2) When the old Master IP come back online. Is it a Slave or Master?. If it is a Slave (what IP it has, does it get new IP from DHCP ?). In case I want to it has a static IP (when it come back), how do I configure?
Hello Mark,
On 1), the AP that fullfills the controller role has two IP addresses, one for the AP code and one for the controller. If that AP fails, after election the new AP with the controller role will have two IP addresses, one for its own AP (remains the same) and the IP address for the controller. So effectively, the IP address for the controller code is moving with the controller role to the new AP.
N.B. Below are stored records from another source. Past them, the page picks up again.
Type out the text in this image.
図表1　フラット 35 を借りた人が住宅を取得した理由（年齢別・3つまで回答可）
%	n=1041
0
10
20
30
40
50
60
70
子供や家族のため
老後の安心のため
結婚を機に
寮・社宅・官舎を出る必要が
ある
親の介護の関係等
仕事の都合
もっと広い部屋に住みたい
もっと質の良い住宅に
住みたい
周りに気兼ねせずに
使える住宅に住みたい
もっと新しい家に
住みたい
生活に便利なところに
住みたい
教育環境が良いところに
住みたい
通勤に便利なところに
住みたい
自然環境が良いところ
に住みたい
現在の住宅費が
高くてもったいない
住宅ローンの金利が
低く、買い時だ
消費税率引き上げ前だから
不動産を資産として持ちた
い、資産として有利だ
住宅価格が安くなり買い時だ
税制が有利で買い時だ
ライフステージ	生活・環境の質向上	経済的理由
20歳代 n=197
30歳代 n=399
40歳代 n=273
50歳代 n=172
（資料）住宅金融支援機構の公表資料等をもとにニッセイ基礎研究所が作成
2) When the old AP comes back, it will detect that there is already an AP with the controller role, so it will just join that controller. You can manually flip it to the original AP though.
In summary:
You configure a static IP address for the controller role for configuration and the AP’s will get a dynamic IP address from DHCP and use the IP broadcast to discover the controller role. That static IP moves with the controller code to whatever AP within the Mobility Express network is currently the master.
Pieter-Jan
Hi Pieter-Jan,
Thanks much, now I understand about controller role IP address and AP IP address.
But, I want to know that can I assign AP IP address statically to AP (by CLI) not by DHCP.
Yes, you can assign each AP an individual IP address, just as you can do with the other controller-based deployments. But it is not really recommended because of manageability.